До сих пор на Синайском полуострове, у подножия горы Синай, стоит монастырь Святой Екатерины, на территории которого растет этот горящий, но не сгорающий куст. Неопалимую купину ботаники относят к семейству рутовых, русское название этого растения – ясенец.
Злата удивленно вскрикнула, вспомнив ровные улочки Ясеневки, в которой родился и вырос Аржанов, а также его дом, возвышающийся над рекой, который уже трижды пытались спалить. Как будто прочитав ее мысли, Аржанов тихонько засмеялся, лаская взглядом ее взволнованное лицо.
– А почему же купина не сгорает? – спросила Злата. – И зачем вам именно эта икона?
– Не сгорает, потому что в этом растении очень много эфирных масел. Помните школьные опыты из уроков химии? Если руку намочить водой, а потом облить эфиром и поджечь, то рука будет гореть в огне, но ожога не получит, потому что горящий эфир испаряется быстрее воды. Так и этот куст. В сухую безветренную погоду если поднести к нему огонь, то он вспыхивает, но горящие эфирные масла испаряются быстро, не нанося стволу и веткам никакого вреда.
В богословии же Неопалимая Купина – это Богоматерь, которая прожила свою жизнь в божественной чистоте, не опаляемой даже божьим пламенем. Этот образ известен с ранних веков христианства. И изначально на иконах он изображался в виде горящего куста с заключенным в него женским ликом. А уже позднее, в шестнадцатом веке, сложилась новая аллегория. На иконе, о которой мы говорим, неопалимая купина изображена в виде восьмиугольной звезды, окружающей поясное изображение Богородицы с младенцем на руках. Эта икона – одно из первых изображений подобного рода, чем и ценна. А почему я хочу именно ее? – Щапин пожал круглыми плечами. – Мы не вольны в своих страстях, милая Злата. Я коллекционер. И для совершенства своей коллекции мне нужна именно эта икона, и никакая другая.
Так что действительно, причина моего приезда сюда была крайне далека от охоты. Эта страсть меня не терзала никогда. Я приехал за «Купиной», как за своей путеводной звездой. И надеюсь, Сергей Константинович, вы вознаградите мое упорство и хотя бы посмотреть дадите на это чудо. В руках подержать.
– «Купина» моя, – снова вмешался в разговор Муромцев, но Парменов лишь досадливо махнул рукой в его сторону.
– Отстань, Серега. Если щас в разговоре не выяснится, что это ты Громова замочил, то не видать тебе «Купины», как своих ушей. А если выяснится, что ты, так она тебе будет без надобности.
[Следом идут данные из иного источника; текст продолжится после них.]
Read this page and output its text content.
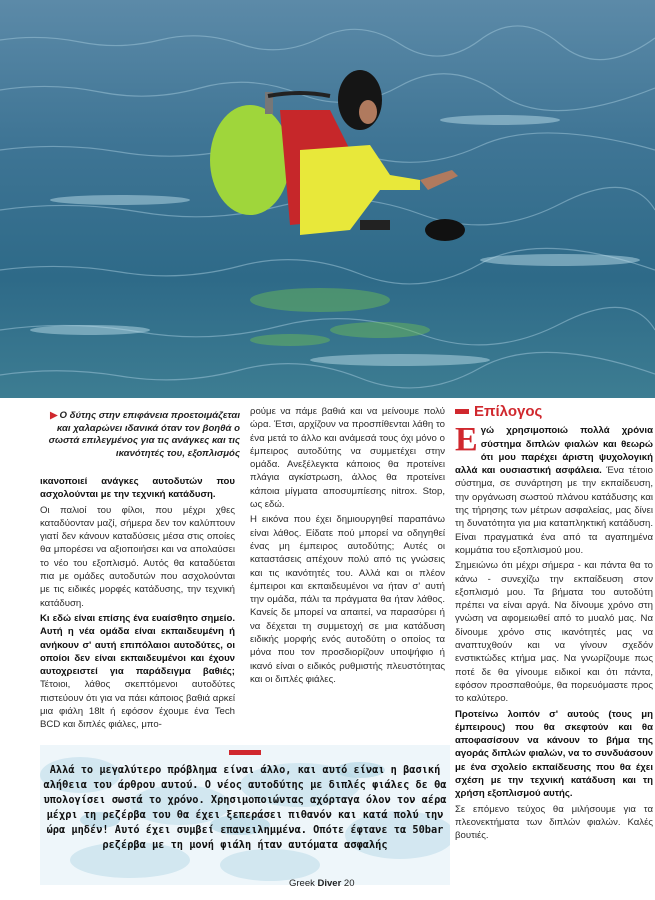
▶ Ο δύτης στην επιφάνεια προετοιμάζεται και χαλαρώνει ιδανικά όταν τον βοηθά ο σωστά επιλεγμένος για τις ανάγκες και τις ικανότητές του, εξοπλισμός

ικανοποιεί ανάγκες αυτοδυτών που ασχολούνται με την τεχνική κατάδυση.

Οι παλιοί του φίλοι, που μέχρι χθες καταδύονταν μαζί, σήμερα δεν τον καλύπτουν γιατί δεν κάνουν καταδύσεις μέσα στις οποίες θα μπορέσει να αξιοποιήσει και να απολαύσει το νέο του εξοπλισμό. Αυτός θα καταδύεται πια με ομάδες αυτοδυτών που ασχολούνται με τις ειδικές μορφές κατάδυσης, την τεχνική κατάδυση.

Κι εδώ είναι επίσης ένα ευαίσθητο σημείο. Αυτή η νέα ομάδα είναι εκπαιδευμένη ή ανήκουν σ' αυτή επιπόλαιοι αυτοδύτες, οι οποίοι δεν είναι εκπαιδευμένοι και έχουν αυτοχρειστεί για παράδειγμα βαθιές; Τέτοιοι, λάθος σκεπτόμενοι αυτοδύτες πιστεύουν ότι για να πάει κάποιος βαθιά αρκεί μια φιάλη 18lt ή εφόσον έχουμε ένα Tech BCD και διπλές φιάλες, μπο-

ρούμε να πάμε βαθιά και να μείνουμε πολύ ώρα. Έτσι, αρχίζουν να προσπίθενται λάθη το ένα μετά το άλλο και ανάμεσά τους όχι μόνο ο έμπειρος αυτοδύτης να συμμετέχει στην ομάδα. Ανεξέλεγκτα κάποιος θα προτείνει πλάγια αγκίστρωση, άλλος θα προτείνει κάποια μίγματα αποσυμπίεσης nitrox. Stop, ως εδώ.

Η εικόνα που έχει δημιουργηθεί παραπάνω είναι λάθος. Είδατε πού μπορεί να οδηγηθεί ένας μη έμπειρος αυτοδύτης; Αυτές οι καταστάσεις απέχουν πολύ από τις γνώσεις και τις ικανότητές του. Αλλά και οι πλέον έμπειροι και εκπαιδευμένοι να ήταν σ' αυτή την ομάδα, πάλι τα πράγματα θα ήταν λάθος. Κανείς δε μπορεί να απαιτεί, να παρασύρει ή να δέχεται τη συμμετοχή σε μια κατάδυση ειδικής μορφής ενός αυτοδύτη ο οποίος τα μόνα που τον προσδιορίζουν υποψήφιο ή ικανό είναι ο ειδικός ρυθμιστής πλευστότητας και οι διπλές φιάλες.

Επίλογος

Εγώ χρησιμοποιώ πολλά χρόνια σύστημα διπλών φιαλών και θεωρώ ότι μου παρέχει άριστη ψυχολογική αλλά και ουσιαστική ασφάλεια. Ένα τέτοιο σύστημα, σε συνάρτηση με την εκπαίδευση, την οργάνωση σωστού πλάνου κατάδυσης και της τήρησης των μέτρων ασφαλείας, μας δίνει τη δυνατότητα για μια καταπληκτική κατάδυση. Είναι πραγματικά ένα από τα αγαπημένα κομμάτια του εξοπλισμού μου.

Σημειώνω ότι μέχρι σήμερα - και πάντα θα το κάνω - συνεχίζω την εκπαίδευση στον εξοπλισμό μου. Τα βήματα του αυτοδύτη πρέπει να είναι αργά. Να δίνουμε χρόνο στη γνώση να αφομειωθεί από το μυαλό μας. Να δίνουμε χρόνο στις ικανότητές μας να αναπτυχθούν και να γίνουν σχεδόν ενστικτώδες κτήμα μας. Να γνωρίζουμε πως ποτέ δε θα γίνουμε ειδικοί και ότι πάντα, εφόσον προσπαθούμε, θα πορευόμαστε προς το καλύτερο.

Προτείνω λοιπόν σ' αυτούς (τους μη έμπειρους) που θα σκεφτούν και θα αποφασίσουν να κάνουν το βήμα της αγοράς διπλών φιαλών, να το συνδυάσουν με ένα σχολείο εκπαίδευσης που θα έχει σχέση με την τεχνική κατάδυση και τη χρήση εξοπλισμού αυτής.

Σε επόμενο τεύχος θα μιλήσουμε για τα πλεονεκτήματα των διπλών φιαλών. Καλές βουτιές.

Αλλά το μεγαλύτερο πρόβλημα είναι άλλο, και αυτό είναι η βασική αλήθεια του άρθρου αυτού. Ο νέος αυτοδύτης με διπλές φιάλες δε θα υπολογίσει σωστά το χρόνο. Χρησιμοποιώντας αχόρταγα όλον τον αέρα μέχρι τη ρεζέρβα του θα έχει ξεπεράσει πιθανόν και κατά πολύ την ώρα μηδέν! Αυτό έχει συμβεί επανειλημμένα. Οπότε έφτανε τα 50bar ρεζέρβα με τη μονή φιάλη ήταν αυτόματα ασφαλής
Greek Diver 20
Конечно, покажу, Семен Михайлович, – повернулся он к Щапину. – И про продажу поговорим обязательно.
Историк из красного стал на мгновение бледным, а потом снова отчаянно покраснел. Грудь бурно заходила под тонкой футболкой.
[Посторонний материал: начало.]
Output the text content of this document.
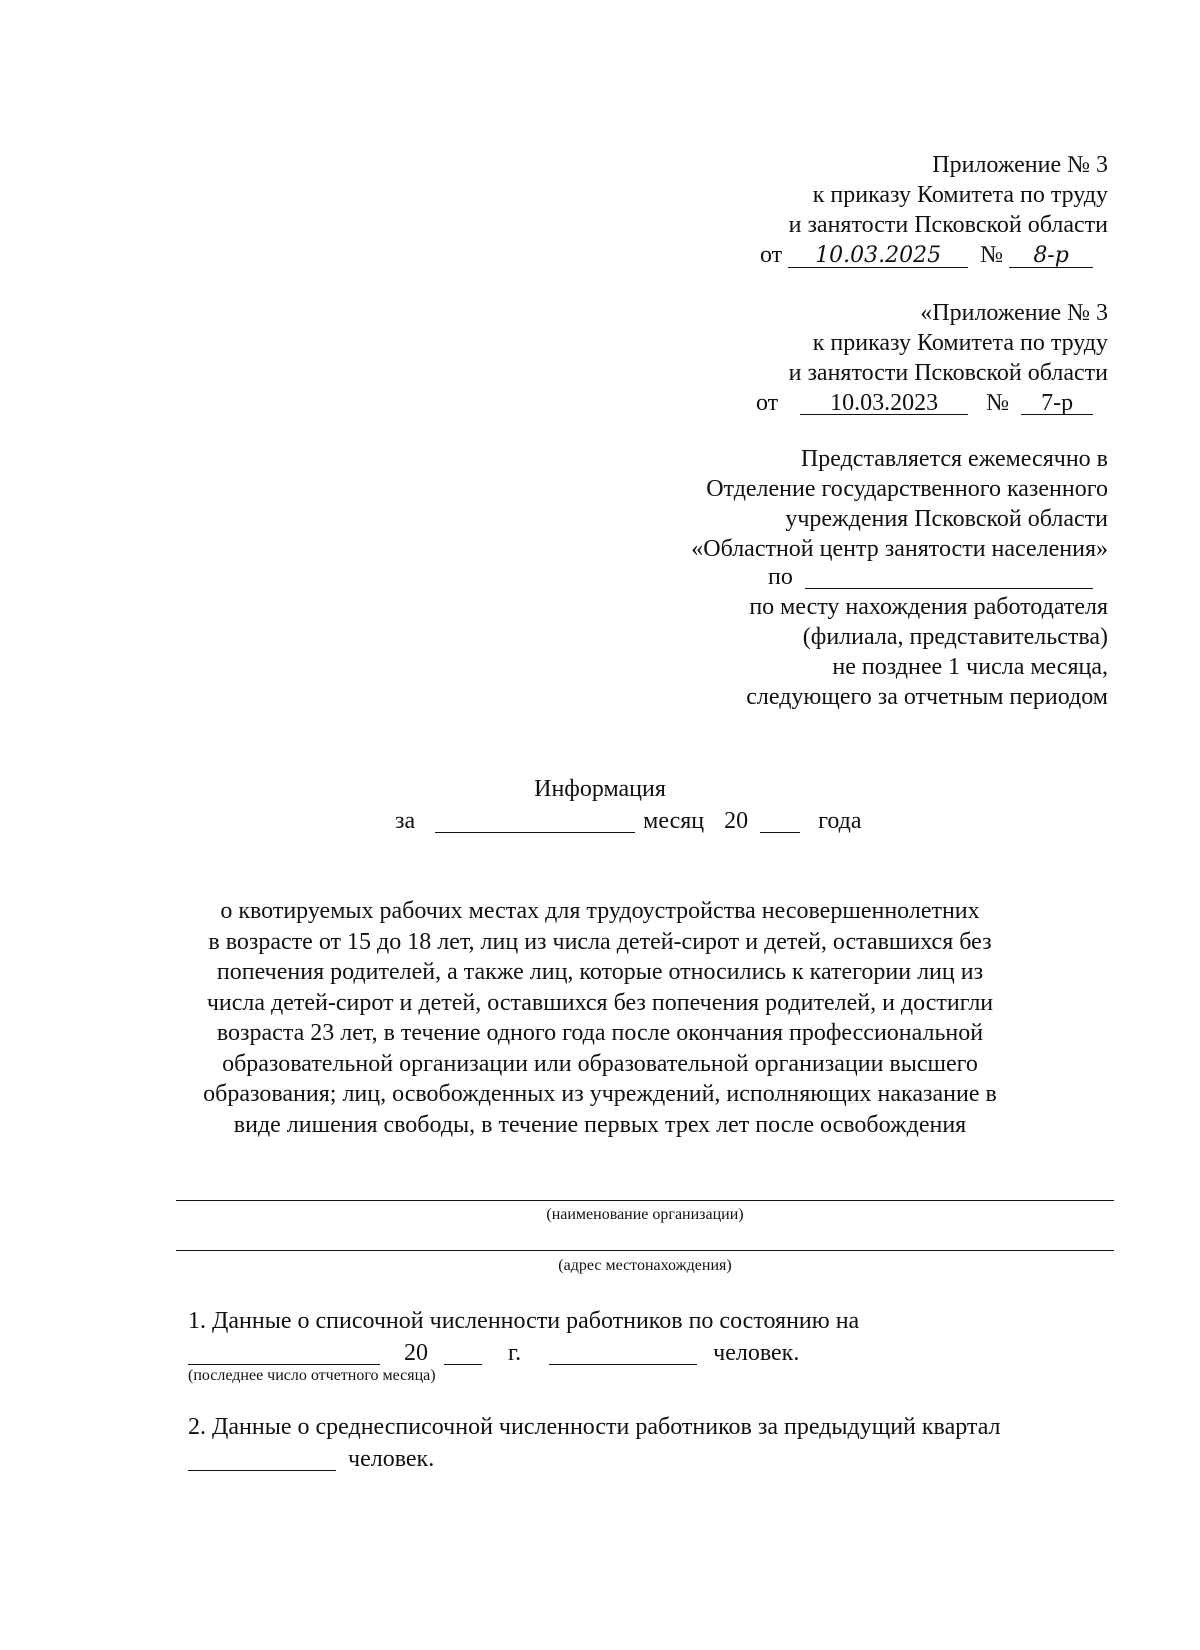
Приложение № 3
к приказу Комитета по труду
и занятости Псковской области
от 10.03.2025 № 8-р
«Приложение № 3
к приказу Комитета по труду
и занятости Псковской области
от 10.03.2023 № 7-р
Представляется ежемесячно в
Отделение государственного казенного
учреждения Псковской области
«Областной центр занятости населения»
по
по месту нахождения работодателя
(филиала, представительства)
не позднее 1 числа месяца,
следующего за отчетным периодом
Информация
за	месяц 20	года
о квотируемых рабочих местах для трудоустройства несовершеннолетних
в возрасте от 15 до 18 лет, лиц из числа детей-сирот и детей, оставшихся без
попечения родителей, а также лиц, которые относились к категории лиц из
числа детей-сирот и детей, оставшихся без попечения родителей, и достигли
возраста 23 лет, в течение одного года после окончания профессиональной
образовательной организации или образовательной организации высшего
образования; лиц, освобожденных из учреждений, исполняющих наказание в
виде лишения свободы, в течение первых трех лет после освобождения
(наименование организации)
(адрес местонахождения)
1. Данные о списочной численности работников по состоянию на
20	г.	человек.
(последнее число отчетного месяца)
2. Данные о среднесписочной численности работников за предыдущий квартал
человек.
– Спасибо! – с чувством сказал он. – Александр Федорович, вы простите, что я так вот, обманом, втерся сюда. Но, честное слово, к убийству я никакого отношения не имею. Я этого вашего егеря первый раз в жизни видел. И никакой неприязни к нему не питал. Ну, высмеял он меня в машине. Разозлился я, конечно, что сейчас легенда моя насмарку пойдет. Но разве ж за это убивают?
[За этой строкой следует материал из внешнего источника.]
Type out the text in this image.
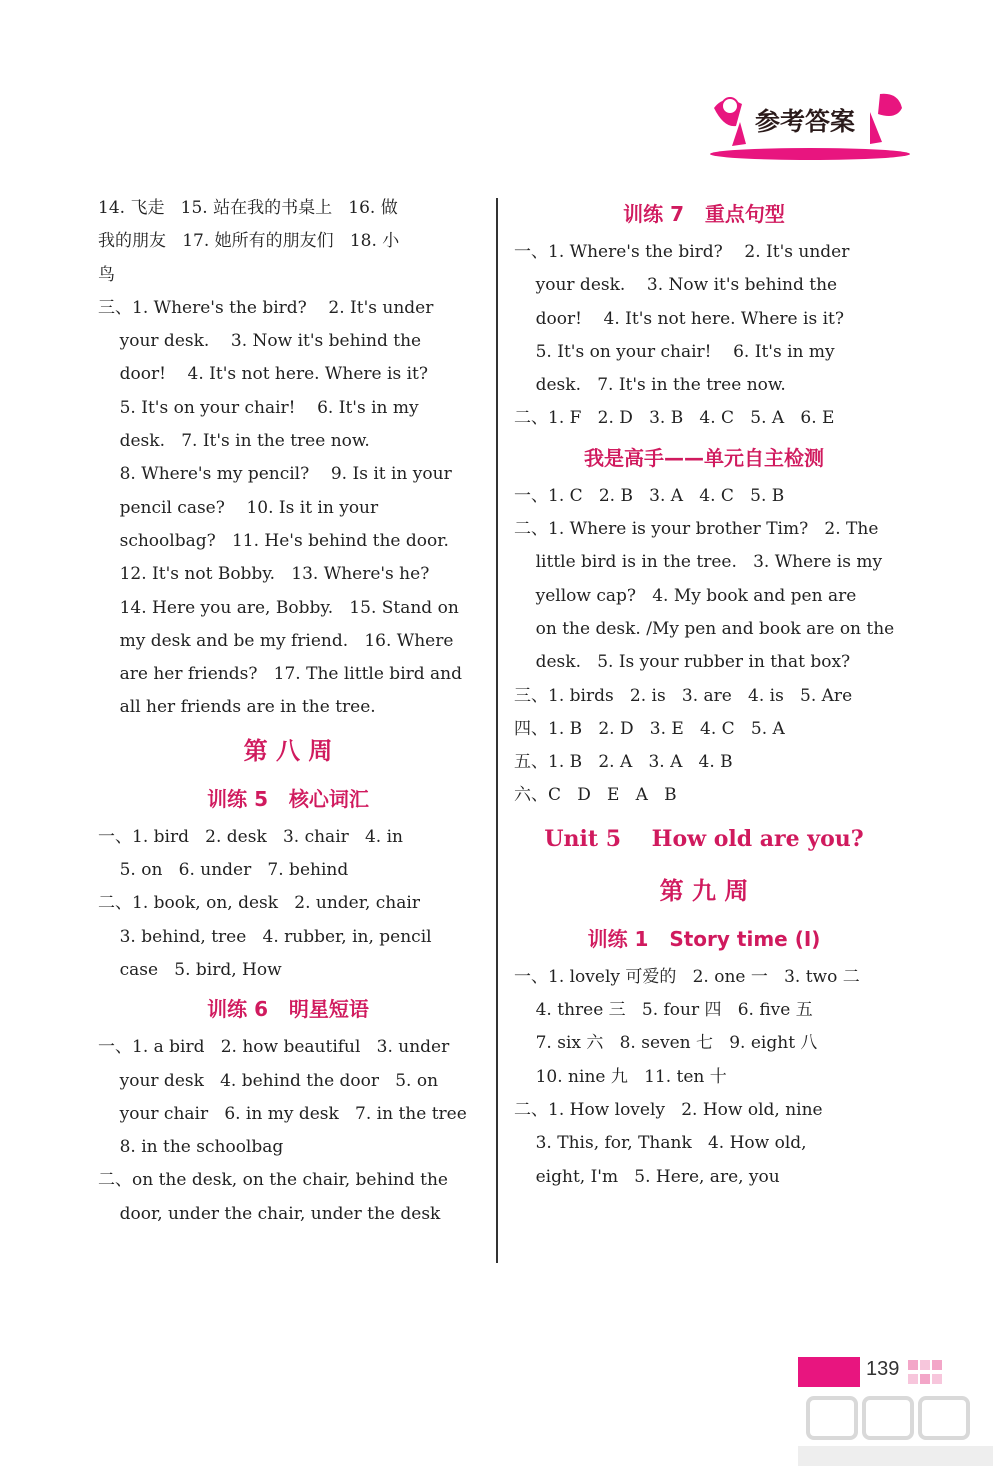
参考答案
14. 飞走   15. 站在我的书桌上   16. 做
我的朋友   17. 她所有的朋友们   18. 小
鸟
三、1. Where's the bird?    2. It's under
your desk.    3. Now it's behind the
door!    4. It's not here. Where is it?
5. It's on your chair!    6. It's in my
desk.   7. It's in the tree now.
8. Where's my pencil?    9. Is it in your
pencil case?    10. Is it in your
schoolbag?   11. He's behind the door.
12. It's not Bobby.   13. Where's he?
14. Here you are, Bobby.   15. Stand on
my desk and be my friend.   16. Where
are her friends?   17. The little bird and
all her friends are in the tree.
第 八 周
训练 5   核心词汇
一、1. bird   2. desk   3. chair   4. in
5. on   6. under   7. behind
二、1. book, on, desk   2. under, chair
3. behind, tree   4. rubber, in, pencil
case   5. bird, How
训练 6   明星短语
一、1. a bird   2. how beautiful   3. under
your desk   4. behind the door   5. on
your chair   6. in my desk   7. in the tree
8. in the schoolbag
二、on the desk, on the chair, behind the
door, under the chair, under the desk
训练 7   重点句型
一、1. Where's the bird?    2. It's under
your desk.    3. Now it's behind the
door!    4. It's not here. Where is it?
5. It's on your chair!    6. It's in my
desk.   7. It's in the tree now.
二、1. F   2. D   3. B   4. C   5. A   6. E
我是高手——单元自主检测
一、1. C   2. B   3. A   4. C   5. B
二、1. Where is your brother Tim?   2. The
little bird is in the tree.   3. Where is my
yellow cap?   4. My book and pen are
on the desk. /My pen and book are on the
desk.   5. Is your rubber in that box?
三、1. birds   2. is   3. are   4. is   5. Are
四、1. B   2. D   3. E   4. C   5. A
五、1. B   2. A   3. A   4. B
六、C   D   E   A   B
Unit 5    How old are you?
第 九 周
训练 1   Story time (Ⅰ)
一、1. lovely 可爱的   2. one 一   3. two 二
4. three 三   5. four 四   6. five 五
7. six 六   8. seven 七   9. eight 八
10. nine 九   11. ten 十
二、1. How lovely   2. How old, nine
3. This, for, Thank   4. How old,
eight, I'm   5. Here, are, you
139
– Все в порядке, Семен Михайлович, – голос Аржанова был абсолютно спокоен, – я не в обиде. В конце концов, сюда часто приезжают именно по делам. Многие переговоры уединенного места требуют, и моя база для этого больше всего подходит. Я рад знакомству. И если вы захотите все же почувствовать, что такое настоящая охота, я вам всегда рад. Тем более что истории вы рассказываете совершенно необыкновенные. И про «Купину», и про Веронику Берковскую. Вы просто кладезь знаний. – Польщенный историк довольно заулыбался.